The report, issued in September 2009 and authored by former South African jurist Richard Goldstone, found both Israel and Hamas likely committed war crimes and possible crimes against humanity during the conflict between December 27, 2008, and January 18, 2009. Israel launched the offensive against Gaza militants in response to ongoing firing of rockets against southern Israeli towns.
However, in a Washington Post op-ed column posted on the newspaper’s website Friday, Goldstone said he would have reached different conclusions if the Israeli military had been more forthcoming and if he had known the results of subsequent investigations.
“If I had known then what I know now, the Goldstone Report would have been a different document,” wrote Richard Goldstone, a former South African jurist, in a Washington Post op-ed column Friday.
Still, Hamas spokesman Sami Abu Zuhri told CNN on Sunday that Hamas continues to support implementation of the Goldstone report as it was originally published and approved.
“Hamas (is) surprised by the position by Judge Goldstone that he expressed his retreat on parts of the international report and accepting the Israeli narrative even though the Israeli occupation refused the welcoming and corporation and we welcomed and facilitated the work of the team,” he said.
Against Israel.
The report was a group effort by a commission, and not just Goldstone, so his sole change of opinion does not take away from from the report’s credibility, he said. […]
Pleading for the document’s validity through circumstances, not facts.
In 2009, when the Goldstone Report came out, Ibrahim Khraishi, the Palestinian Authority’s ambassador to the United Nations, called it professional and unbiased.
“This report should not be another report to just document and archive,” Khraishi said. “My people will not forgive this council if they let these criminals go unpunished.”
That was the whole point of the OIC-initiated report, as Melanie Phillips observed: “putting rocket-fuel behind Israel’s delegitimisation as a pariah in the eyes of the world”
But the United States, which along with with the European Union considers Hamas to be a terrorist organization, has contended the report was “deeply flawed.”

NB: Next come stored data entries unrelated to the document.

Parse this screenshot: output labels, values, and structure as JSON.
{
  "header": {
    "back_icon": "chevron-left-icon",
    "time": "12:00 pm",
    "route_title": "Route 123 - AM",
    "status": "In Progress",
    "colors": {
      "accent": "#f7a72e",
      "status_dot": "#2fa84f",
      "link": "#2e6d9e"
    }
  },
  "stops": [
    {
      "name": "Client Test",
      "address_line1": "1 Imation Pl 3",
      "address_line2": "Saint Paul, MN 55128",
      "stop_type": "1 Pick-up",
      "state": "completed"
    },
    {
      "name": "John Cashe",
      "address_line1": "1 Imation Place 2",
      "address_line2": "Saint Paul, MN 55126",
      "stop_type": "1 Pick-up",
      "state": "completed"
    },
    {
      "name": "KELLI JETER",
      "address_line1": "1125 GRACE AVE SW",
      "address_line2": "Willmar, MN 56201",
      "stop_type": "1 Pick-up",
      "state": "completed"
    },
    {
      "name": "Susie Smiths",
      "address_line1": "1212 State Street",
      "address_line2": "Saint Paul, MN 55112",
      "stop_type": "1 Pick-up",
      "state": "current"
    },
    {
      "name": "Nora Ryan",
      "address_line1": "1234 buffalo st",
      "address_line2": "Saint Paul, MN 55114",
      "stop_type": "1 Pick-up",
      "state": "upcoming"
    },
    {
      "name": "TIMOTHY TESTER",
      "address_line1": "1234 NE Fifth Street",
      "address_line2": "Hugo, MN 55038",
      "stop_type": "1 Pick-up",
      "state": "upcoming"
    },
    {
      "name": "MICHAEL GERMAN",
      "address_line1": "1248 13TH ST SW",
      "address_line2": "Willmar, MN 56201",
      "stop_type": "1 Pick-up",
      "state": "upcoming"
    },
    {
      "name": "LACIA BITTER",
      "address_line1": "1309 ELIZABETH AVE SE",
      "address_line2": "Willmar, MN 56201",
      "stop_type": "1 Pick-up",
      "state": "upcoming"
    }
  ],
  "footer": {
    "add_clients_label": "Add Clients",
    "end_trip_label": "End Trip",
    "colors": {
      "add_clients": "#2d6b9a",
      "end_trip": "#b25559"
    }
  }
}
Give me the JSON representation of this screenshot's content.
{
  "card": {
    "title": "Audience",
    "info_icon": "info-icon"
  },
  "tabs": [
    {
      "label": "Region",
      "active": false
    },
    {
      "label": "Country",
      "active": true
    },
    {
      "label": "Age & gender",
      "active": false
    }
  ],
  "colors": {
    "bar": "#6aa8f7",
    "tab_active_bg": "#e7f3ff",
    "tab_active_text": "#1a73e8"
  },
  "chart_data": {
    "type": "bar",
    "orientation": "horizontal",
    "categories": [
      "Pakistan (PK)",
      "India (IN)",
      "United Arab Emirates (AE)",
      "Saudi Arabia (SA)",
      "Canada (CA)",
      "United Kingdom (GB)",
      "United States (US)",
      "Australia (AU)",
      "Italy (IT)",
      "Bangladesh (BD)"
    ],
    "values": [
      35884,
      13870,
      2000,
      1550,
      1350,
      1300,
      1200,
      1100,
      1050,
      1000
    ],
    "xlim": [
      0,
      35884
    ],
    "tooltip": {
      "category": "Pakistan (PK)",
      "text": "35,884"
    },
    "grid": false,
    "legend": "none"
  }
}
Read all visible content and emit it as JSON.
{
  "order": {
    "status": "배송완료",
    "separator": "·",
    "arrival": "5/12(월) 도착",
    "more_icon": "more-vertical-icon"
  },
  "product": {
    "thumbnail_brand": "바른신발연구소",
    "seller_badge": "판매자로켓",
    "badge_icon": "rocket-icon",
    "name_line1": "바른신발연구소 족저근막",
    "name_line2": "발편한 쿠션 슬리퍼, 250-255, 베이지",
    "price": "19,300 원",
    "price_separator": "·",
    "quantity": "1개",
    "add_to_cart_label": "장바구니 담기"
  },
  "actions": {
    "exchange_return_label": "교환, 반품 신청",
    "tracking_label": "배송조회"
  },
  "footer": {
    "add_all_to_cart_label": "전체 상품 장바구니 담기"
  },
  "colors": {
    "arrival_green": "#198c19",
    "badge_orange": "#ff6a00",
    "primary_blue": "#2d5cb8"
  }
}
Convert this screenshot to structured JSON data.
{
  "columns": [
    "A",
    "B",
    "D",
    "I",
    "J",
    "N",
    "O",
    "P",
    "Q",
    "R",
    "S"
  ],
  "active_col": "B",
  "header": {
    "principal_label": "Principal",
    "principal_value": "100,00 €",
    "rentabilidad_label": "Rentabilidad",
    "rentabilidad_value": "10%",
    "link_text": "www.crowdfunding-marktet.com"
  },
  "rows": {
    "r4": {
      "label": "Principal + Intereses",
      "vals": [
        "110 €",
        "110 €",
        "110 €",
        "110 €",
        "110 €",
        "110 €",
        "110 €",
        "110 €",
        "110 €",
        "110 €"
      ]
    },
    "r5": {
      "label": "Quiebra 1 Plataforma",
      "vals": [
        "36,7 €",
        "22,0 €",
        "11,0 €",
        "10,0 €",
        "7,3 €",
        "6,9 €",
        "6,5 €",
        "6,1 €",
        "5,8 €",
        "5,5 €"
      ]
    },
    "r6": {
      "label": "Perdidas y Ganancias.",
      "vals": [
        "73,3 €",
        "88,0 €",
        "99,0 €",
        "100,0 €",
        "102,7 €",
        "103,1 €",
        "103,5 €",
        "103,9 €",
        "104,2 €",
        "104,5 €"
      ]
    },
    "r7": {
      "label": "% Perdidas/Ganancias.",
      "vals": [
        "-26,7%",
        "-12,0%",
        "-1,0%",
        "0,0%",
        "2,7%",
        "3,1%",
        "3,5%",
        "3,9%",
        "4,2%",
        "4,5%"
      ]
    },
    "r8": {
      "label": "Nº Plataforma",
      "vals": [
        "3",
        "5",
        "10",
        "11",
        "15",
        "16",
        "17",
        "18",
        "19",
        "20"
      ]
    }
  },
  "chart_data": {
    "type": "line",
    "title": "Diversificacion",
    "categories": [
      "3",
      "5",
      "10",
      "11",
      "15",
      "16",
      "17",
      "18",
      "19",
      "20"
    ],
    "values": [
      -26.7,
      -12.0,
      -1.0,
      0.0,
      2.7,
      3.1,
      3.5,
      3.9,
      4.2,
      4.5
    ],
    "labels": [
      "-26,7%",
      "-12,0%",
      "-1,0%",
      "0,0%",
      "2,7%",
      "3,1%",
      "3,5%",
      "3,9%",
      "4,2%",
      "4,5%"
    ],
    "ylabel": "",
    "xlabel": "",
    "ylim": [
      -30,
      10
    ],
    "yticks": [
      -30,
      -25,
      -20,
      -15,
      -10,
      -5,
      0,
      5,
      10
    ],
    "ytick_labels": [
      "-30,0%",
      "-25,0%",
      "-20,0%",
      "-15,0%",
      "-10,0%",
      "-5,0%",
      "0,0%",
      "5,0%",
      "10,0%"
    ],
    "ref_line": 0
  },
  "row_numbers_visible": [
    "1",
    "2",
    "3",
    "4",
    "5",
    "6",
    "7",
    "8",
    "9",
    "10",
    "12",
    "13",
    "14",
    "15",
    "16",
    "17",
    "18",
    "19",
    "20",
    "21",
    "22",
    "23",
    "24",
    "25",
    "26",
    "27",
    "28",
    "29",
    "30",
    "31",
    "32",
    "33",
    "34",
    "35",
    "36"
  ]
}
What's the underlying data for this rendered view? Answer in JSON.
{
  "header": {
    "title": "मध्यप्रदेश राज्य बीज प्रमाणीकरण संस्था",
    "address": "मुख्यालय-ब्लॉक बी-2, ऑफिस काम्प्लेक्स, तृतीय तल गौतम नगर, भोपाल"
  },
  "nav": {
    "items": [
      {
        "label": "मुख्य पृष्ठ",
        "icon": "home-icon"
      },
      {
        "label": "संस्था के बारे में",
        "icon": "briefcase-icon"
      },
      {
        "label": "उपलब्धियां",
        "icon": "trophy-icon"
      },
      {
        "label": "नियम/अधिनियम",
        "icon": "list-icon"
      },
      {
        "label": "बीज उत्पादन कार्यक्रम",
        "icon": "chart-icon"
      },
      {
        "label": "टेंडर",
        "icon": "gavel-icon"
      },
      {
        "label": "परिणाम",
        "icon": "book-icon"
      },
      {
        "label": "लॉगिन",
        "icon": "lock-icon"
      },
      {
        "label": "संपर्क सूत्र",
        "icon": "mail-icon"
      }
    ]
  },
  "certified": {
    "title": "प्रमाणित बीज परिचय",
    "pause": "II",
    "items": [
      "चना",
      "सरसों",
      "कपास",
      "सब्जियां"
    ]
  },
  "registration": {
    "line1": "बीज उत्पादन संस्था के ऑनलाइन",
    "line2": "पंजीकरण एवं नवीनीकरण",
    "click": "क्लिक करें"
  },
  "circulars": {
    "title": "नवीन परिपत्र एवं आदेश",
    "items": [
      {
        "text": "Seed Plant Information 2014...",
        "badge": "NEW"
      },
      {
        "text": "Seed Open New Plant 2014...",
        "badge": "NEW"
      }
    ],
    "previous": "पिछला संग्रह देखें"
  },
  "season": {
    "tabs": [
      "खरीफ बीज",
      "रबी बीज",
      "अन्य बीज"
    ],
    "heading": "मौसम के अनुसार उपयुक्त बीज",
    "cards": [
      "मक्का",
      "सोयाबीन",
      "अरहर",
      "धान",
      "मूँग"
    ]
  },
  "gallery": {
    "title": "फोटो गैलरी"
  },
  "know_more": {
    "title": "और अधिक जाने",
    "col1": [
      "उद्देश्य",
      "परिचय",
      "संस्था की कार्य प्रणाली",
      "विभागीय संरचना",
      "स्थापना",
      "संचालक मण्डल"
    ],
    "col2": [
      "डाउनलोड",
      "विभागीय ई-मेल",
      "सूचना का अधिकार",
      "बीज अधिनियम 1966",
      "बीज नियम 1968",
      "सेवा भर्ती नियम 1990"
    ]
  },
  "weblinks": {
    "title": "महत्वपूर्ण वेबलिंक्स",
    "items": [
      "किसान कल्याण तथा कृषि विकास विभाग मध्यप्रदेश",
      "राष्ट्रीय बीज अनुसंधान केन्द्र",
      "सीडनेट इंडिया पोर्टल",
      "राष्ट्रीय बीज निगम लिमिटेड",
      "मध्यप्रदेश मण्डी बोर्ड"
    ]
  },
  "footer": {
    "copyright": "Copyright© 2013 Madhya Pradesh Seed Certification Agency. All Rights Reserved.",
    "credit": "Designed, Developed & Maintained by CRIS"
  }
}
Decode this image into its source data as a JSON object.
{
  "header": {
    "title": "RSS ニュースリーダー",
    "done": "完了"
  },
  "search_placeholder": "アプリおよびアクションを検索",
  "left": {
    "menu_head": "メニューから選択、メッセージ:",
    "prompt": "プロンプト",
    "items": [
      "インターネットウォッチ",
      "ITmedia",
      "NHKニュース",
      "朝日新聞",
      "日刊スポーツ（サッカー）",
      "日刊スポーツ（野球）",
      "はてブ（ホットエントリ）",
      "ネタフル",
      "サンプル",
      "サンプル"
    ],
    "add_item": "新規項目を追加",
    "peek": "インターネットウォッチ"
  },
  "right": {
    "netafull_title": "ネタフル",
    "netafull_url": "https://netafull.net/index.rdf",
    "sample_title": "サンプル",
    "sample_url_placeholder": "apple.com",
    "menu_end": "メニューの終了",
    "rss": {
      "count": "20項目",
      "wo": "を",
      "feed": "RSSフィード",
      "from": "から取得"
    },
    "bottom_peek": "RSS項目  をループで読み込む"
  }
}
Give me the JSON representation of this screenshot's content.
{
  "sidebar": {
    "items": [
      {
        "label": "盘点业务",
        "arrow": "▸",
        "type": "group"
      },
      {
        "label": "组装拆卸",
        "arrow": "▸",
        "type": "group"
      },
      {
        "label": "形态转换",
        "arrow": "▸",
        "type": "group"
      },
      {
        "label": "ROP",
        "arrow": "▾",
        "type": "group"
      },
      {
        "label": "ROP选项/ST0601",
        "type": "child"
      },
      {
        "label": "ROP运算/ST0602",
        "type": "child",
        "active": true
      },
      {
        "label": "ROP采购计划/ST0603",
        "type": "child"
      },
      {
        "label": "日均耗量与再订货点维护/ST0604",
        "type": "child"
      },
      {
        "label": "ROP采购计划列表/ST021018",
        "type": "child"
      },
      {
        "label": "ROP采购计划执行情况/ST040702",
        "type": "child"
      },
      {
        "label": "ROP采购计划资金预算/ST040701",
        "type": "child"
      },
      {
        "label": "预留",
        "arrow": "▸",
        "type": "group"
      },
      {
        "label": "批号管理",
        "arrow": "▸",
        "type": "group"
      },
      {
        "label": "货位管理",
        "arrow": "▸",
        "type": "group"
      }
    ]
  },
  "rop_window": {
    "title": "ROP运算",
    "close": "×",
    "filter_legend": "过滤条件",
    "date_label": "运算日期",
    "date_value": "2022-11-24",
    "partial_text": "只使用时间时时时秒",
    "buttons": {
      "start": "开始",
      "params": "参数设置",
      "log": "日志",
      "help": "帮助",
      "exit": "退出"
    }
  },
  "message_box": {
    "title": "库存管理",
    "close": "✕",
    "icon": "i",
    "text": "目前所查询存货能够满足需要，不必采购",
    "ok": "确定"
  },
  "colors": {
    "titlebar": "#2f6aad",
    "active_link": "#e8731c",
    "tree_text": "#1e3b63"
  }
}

In February 2010, Alejandro Wolff, U.S. deputy representative to the United Nations, criticized the report and “its unbalanced focus on Israel, the negative inferences it draws about Israel’s intentions and actions, its failure to deal adequately with the asymmetrical nature of the Gaza conflict, and its failure to assign appropriate responsibility to Hamas for deliberately targeting civilians and basing itself and its operations in heavily civilian-populated urban areas.”